- Speaking at News24’s On the Record summit in Sandton, Johannesburg yesterday, the head of the NPA’s Investigating Directorate, advocate Andrea Johnson said the NPA was on track to fulfil its promise to place nine high-profile state capture cases on the court roll by September.
- One of the cases is the corruption, fraud and money laundering matter involving R549.6 million allegedly defrauded from Eskom in a contract issued to Impulse International involving it’s former acting CEO Matshela Koko and his stepdaughter, Koketso Choma.
Johnson said the organisation was pursuing “strategic, impactful prosecutions” and not going after low-hanging fruit.
Koko was accused of promising ABB R6.5bn in future contracts if it sub-contracted work on Kusile to Impulse International, a company partially owned by his stepdaughter, Koketso Choma.

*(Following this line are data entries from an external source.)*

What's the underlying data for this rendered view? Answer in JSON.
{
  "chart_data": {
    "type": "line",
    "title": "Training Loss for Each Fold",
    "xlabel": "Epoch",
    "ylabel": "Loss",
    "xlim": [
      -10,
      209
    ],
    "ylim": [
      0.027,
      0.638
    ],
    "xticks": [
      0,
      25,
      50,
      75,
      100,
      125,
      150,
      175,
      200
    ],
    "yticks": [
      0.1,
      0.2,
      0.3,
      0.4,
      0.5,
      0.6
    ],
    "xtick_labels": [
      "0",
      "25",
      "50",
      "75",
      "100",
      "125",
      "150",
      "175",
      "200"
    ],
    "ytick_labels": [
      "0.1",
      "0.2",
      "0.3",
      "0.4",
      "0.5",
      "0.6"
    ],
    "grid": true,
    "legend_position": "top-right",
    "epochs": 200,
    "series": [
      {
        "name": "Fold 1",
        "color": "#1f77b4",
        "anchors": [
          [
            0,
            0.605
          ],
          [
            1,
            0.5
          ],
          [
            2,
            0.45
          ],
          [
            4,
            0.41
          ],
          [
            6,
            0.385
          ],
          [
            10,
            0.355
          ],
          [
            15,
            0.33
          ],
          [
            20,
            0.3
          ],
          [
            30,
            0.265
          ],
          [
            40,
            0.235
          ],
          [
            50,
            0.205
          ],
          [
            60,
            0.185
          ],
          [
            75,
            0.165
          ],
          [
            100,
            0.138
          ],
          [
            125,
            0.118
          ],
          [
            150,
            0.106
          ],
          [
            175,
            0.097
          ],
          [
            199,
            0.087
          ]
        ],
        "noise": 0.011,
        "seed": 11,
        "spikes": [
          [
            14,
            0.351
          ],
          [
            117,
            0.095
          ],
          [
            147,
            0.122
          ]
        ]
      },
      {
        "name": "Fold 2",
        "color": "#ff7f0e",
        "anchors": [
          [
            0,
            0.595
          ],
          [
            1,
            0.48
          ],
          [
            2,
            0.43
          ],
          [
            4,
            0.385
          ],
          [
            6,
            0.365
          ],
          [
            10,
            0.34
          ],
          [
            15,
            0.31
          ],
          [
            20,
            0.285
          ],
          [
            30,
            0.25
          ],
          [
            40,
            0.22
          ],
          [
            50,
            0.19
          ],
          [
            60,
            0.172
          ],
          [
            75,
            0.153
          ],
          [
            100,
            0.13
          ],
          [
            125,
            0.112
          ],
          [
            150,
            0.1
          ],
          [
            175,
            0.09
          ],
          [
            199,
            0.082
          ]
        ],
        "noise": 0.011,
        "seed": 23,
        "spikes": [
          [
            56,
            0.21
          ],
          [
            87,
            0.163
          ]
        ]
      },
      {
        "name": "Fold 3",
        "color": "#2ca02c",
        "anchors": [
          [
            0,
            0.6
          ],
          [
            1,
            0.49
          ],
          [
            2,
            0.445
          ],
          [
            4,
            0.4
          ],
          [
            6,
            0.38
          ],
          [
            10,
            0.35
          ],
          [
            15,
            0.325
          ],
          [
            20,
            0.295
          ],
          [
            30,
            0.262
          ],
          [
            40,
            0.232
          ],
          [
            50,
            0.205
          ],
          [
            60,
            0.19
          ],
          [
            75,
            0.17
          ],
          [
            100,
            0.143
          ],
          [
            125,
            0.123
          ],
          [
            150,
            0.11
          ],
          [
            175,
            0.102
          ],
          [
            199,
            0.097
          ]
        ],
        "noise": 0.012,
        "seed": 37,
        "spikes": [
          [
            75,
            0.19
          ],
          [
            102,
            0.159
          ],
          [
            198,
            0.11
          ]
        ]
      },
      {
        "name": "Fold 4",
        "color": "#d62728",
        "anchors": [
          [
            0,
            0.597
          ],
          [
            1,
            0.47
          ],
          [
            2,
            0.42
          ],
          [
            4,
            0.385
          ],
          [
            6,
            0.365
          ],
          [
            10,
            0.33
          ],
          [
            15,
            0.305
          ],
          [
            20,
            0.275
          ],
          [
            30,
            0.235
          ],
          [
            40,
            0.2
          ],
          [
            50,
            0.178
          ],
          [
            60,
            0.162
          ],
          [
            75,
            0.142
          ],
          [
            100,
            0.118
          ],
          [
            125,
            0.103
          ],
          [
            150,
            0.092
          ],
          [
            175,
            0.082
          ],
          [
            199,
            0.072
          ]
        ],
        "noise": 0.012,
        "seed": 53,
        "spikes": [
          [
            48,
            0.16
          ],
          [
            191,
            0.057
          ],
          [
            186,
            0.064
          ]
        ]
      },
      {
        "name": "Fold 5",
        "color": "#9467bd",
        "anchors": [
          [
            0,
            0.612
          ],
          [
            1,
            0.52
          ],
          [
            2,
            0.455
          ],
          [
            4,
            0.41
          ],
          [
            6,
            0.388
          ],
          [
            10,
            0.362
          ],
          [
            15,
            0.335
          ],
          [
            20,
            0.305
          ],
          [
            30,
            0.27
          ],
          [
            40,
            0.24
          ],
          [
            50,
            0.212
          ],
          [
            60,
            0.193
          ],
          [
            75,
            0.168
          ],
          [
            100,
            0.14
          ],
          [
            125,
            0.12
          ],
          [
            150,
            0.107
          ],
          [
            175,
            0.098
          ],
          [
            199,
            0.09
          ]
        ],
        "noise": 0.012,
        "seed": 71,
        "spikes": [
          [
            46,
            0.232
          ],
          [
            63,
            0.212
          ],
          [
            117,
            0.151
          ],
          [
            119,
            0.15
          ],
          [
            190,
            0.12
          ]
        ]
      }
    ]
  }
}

ABB was reportedly awarded a R2.2bn control and instrumentation contract for Kusile in 2015, and subcontracted some of the work to Impulse. This was despite the fact that Impulse twice failed ABB’s tests for sub-contractor appointments and did not qualify to do the work.
Documents in the Eskom Files – a vast data dump of emails, forensic reports, bank statements and legal and financial records – show that ABB paid Impulse R557m. After Choma became a shareholder at Impulse, Eskom awarded the company a series of other lucrative contracts and paid the firm R295 million.
In July two former employees of ABB, as well as their spouses, were arrested for corruption linked to Eskom contracts involving R2.2 billion. Read more
During December 2020 ABB South Africa agreed to pay Eskom R1.577 billion of funds it had been irregularly paid after it voluntarily disclosed collusion with certain Eskom officials to irregularly award it R2.2 billion for a control and instrumentation contract for Kusile Power Station in 2015. Read more
Koko has consistently denied involvement in ABB’s awarding of sub-contracts to Impulse.